Yürütücü bilişle ilgili son otuz yılda yapılan araştırmalar, sadece öğrencilerin yürütücü biliş becerilerini geliştirmek üzerinde yoğunlaşan çalışmalara bağlı olarak yürütülmekle kalmamış, aynı zamanda öğrenmenin bilişsel teorileriyle de ilgilenilmiştir. Ancak Brown, yürütücü bilişin doğasını araştırmış ve yürütücü bilişi özellikle okuma ve yazmayla ilgili bir terim olarak gören eğitim psikologlarının da kabul ettiği gibi (örneğin Dewey, Thorndike) yürütücü biliş sürecini, “farkında olma” olarak tanımlamıştır. Farkında olma üzerinde yapılan çalışmalar çok eski dönemlere dayanmaktadır. Örneğin, bu konuda John Locke, “kendi zeka durumumuzu algılamamız” olarak nitelendirdiği “reflection (yansıtma)” terimini kullanmıştır. Bu terim daha sonraları “bilişin ifade edilmesi” ve “farkında olma” üzerinde çalışan Piaget tarafından da tartışılmıştır. Piaget’in kullandığı instrospection (içsel bakış) terimi yürütücü bilişle ilgili ilk çalışmaları yansıtır ve instrospection (içsel bakış) “kişinin farkında olduğu deneyimleri yansıtması” anlamına gelmektedir. Flavell ise, Piaget’in bu konudaki çalışmalarını Amerika’ya tanıştırmakla kalmamış bununla birlikte yürütücü bilişle ilgili çalışmalarına da devam etmiştir (Butler ve McManus, 1998: 4).
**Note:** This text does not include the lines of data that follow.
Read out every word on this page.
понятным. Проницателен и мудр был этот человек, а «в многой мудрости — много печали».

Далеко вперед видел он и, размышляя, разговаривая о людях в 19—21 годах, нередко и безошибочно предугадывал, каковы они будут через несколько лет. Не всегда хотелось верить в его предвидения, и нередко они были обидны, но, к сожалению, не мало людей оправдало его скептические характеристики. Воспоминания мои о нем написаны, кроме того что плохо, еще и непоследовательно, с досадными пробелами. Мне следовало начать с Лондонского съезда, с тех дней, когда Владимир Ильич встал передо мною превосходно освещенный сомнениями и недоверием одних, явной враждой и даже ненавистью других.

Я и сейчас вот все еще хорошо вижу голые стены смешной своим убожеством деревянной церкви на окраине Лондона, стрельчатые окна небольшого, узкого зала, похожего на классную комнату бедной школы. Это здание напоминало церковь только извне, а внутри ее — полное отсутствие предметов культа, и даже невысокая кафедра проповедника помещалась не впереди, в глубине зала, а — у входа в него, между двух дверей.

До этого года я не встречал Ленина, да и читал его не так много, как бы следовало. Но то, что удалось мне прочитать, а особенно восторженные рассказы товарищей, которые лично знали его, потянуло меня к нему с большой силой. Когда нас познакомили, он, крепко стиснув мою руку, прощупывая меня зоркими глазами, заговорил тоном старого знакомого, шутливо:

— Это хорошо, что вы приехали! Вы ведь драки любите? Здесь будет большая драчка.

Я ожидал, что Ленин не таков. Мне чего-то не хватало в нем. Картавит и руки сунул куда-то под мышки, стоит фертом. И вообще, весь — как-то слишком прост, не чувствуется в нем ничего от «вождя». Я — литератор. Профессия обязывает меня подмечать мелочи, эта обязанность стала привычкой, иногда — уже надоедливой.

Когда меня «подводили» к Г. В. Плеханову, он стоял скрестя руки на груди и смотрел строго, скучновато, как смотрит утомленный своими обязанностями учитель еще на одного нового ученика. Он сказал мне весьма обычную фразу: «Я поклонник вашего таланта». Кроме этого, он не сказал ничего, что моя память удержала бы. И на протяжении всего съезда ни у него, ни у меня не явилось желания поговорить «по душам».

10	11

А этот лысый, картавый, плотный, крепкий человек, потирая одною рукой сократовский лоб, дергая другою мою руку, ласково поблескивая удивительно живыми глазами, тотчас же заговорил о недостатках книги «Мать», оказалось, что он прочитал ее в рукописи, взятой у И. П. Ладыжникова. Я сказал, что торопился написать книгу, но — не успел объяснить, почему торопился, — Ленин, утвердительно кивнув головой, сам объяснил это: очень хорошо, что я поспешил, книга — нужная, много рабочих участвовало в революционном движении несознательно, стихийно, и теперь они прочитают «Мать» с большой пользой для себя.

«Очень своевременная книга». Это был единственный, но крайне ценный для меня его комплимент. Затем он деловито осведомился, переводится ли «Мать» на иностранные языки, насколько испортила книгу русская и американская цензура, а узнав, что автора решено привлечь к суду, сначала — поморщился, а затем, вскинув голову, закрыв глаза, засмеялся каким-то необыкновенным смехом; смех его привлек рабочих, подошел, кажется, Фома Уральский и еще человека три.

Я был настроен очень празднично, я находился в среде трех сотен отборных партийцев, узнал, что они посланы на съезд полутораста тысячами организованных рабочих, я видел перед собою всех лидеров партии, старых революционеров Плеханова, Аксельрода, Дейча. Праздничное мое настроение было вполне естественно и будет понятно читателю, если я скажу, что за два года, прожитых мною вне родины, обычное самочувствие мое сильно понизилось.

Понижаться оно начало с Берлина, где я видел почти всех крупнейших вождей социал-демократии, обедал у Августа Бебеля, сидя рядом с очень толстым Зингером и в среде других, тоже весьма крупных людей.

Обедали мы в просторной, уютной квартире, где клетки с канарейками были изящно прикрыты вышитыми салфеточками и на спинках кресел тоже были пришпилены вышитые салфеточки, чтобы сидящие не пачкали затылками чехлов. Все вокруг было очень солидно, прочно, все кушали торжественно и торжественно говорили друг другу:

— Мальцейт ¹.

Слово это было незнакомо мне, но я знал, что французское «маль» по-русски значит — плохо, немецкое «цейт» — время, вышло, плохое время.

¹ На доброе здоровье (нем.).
Yürütücü biliş kavramı ilk kez 1970’lerde Flavell’in metamemory (yürütücü bellek) üzerindeki çalışmalarıyla birlikte ortaya çıkmıştır (Georghiades, 2004: 365). Dolayısıyla, yürütücü bilişle ilgili temel denilebilecek araştırmalar da 1970’lerde başlamıştır. Problem çözme üzerinde bu zamana kadar yapılan çalışmalarda ise, Polya’nın dört adımdan oluşan problem çözme modeli kullanılmıştır. Aslında yürütücü biliş bu adımların ve uygulamaların altında yatan temel aktivitelerin önemli bir bölümünü oluşturmaktadır. Lester, öğrencilerin problem çözme becerilerinin gelişimindeki başarısızlığın çoğunlukla, öğrencilerin bu adımları uygulama üzerinde yoğunlaşmaları ve kişisel düzenleme aktivitelerini ihmal etmelerinden kaynaklandığını ileri sürmüştür (Wilburne, 1997: 30).
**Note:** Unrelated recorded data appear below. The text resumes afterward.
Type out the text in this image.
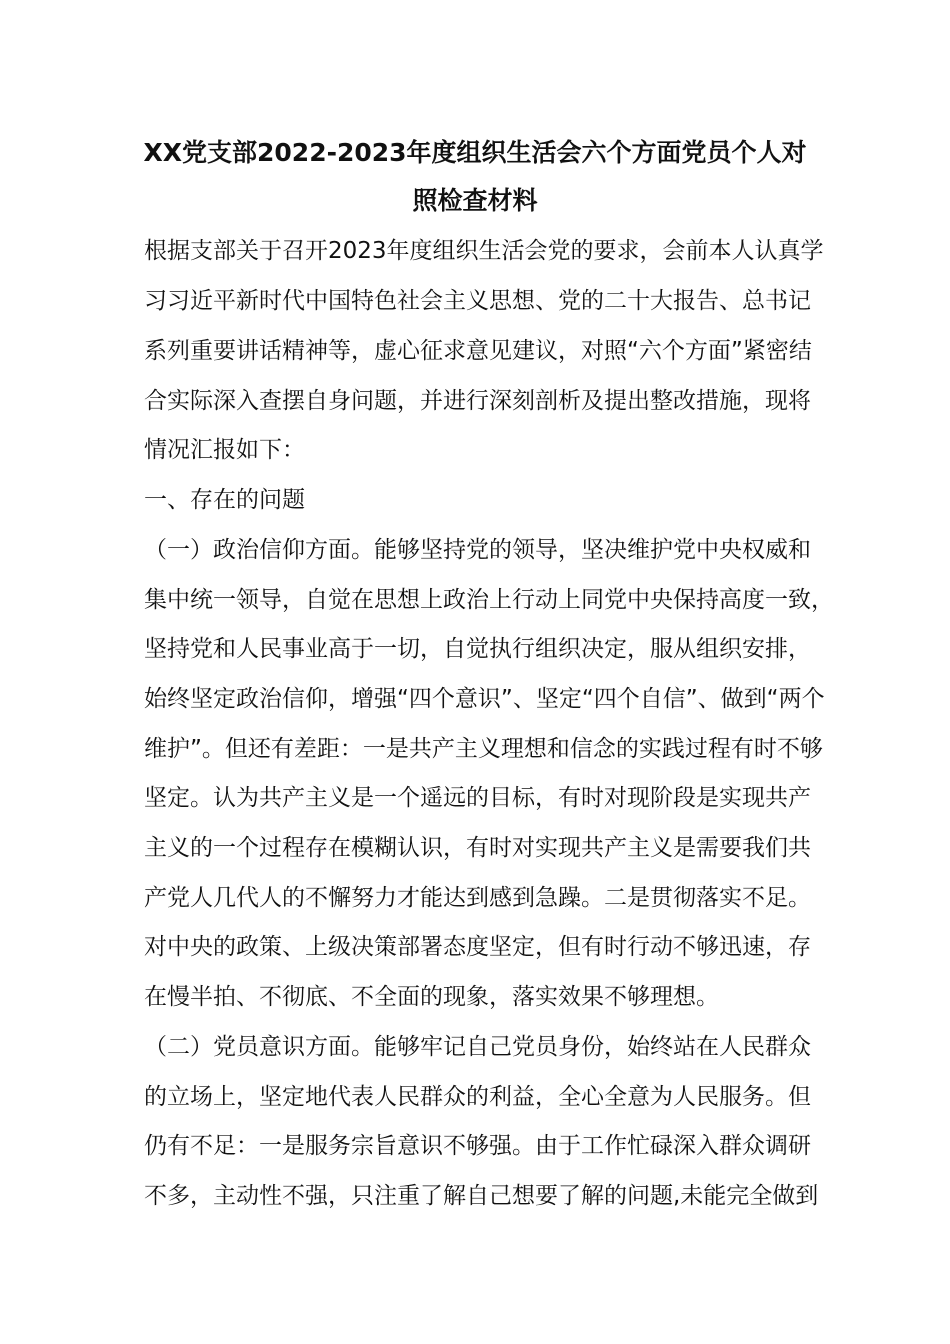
XX党支部2022-2023年度组织生活会六个方面党员个人对
照检查材料
根据支部关于召开2023年度组织生活会党的要求，会前本人认真学
习习近平新时代中国特色社会主义思想、党的二十大报告、总书记
系列重要讲话精神等，虚心征求意见建议，对照“六个方面”紧密结
合实际深入查摆自身问题，并进行深刻剖析及提出整改措施，现将
情况汇报如下：
一、存在的问题
（一）政治信仰方面。能够坚持党的领导，坚决维护党中央权威和
集中统一领导，自觉在思想上政治上行动上同党中央保持高度一致，
坚持党和人民事业高于一切，自觉执行组织决定，服从组织安排，
始终坚定政治信仰，增强“四个意识”、坚定“四个自信”、做到“两个
维护”。但还有差距：一是共产主义理想和信念的实践过程有时不够
坚定。认为共产主义是一个遥远的目标，有时对现阶段是实现共产
主义的一个过程存在模糊认识，有时对实现共产主义是需要我们共
产党人几代人的不懈努力才能达到感到急躁。二是贯彻落实不足。
对中央的政策、上级决策部署态度坚定，但有时行动不够迅速，存
在慢半拍、不彻底、不全面的现象，落实效果不够理想。
（二）党员意识方面。能够牢记自己党员身份，始终站在人民群众
的立场上，坚定地代表人民群众的利益，全心全意为人民服务。但
仍有不足：一是服务宗旨意识不够强。由于工作忙碌深入群众调研
不多，主动性不强，只注重了解自己想要了解的问题,未能完全做到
Yürütücü bilişin kelime anlamı, “biliş hakkındaki biliş”tir. Yürütücü bilişle ilgili araştırmaların tarihi seyri incelendiğinde birçok tanımı karşımıza çıkmaktadır. Ancak, en

başarılı tanım yine Flavell tarafından yapılmıştır. Flavell bu terimi, “bilişsel süreç hakkında ve bilişsel sürecin kontrolünde kullanılan bilgi” olarak literatüre kazandırmıştır. Yürütücü bilişin daha sonra yapılan tanımlarında bilişsel sürecin kontrolü, izleme, düzenleme ve doğruluğu kontrol etme üzerinde de durulmuştur (Osborne, 1998: 2).

Yürütücü biliş, bilgiyi işleme kuramının içerdiği yönlendirici kavramlardan birisidir. Yürütücü biliş, birçok araştırmacı tarafından farklı isimlerle dile getirilmiştir. Üst biliş, biliş üstü, biliş ötesi, kavramayı izleme ve anlamayı izleme gibi isimlendirmeler yapılmıştır. Weinstein ve Mayer (1986: 320) kavramayı izleme olarak tanımladıkları yürütücü bilişin; öğrencilerin bir eğitim aktivitesi için öğrenme hedeflerini oluşturmalarını, bu hedeflerin ne derece gerçekleştiğini değerlendirmelerini ve bu hedefe ulaşmak için kullanılan stratejileri duruma göre değiştirmelerini kapsadığını ifade etmişlerdir.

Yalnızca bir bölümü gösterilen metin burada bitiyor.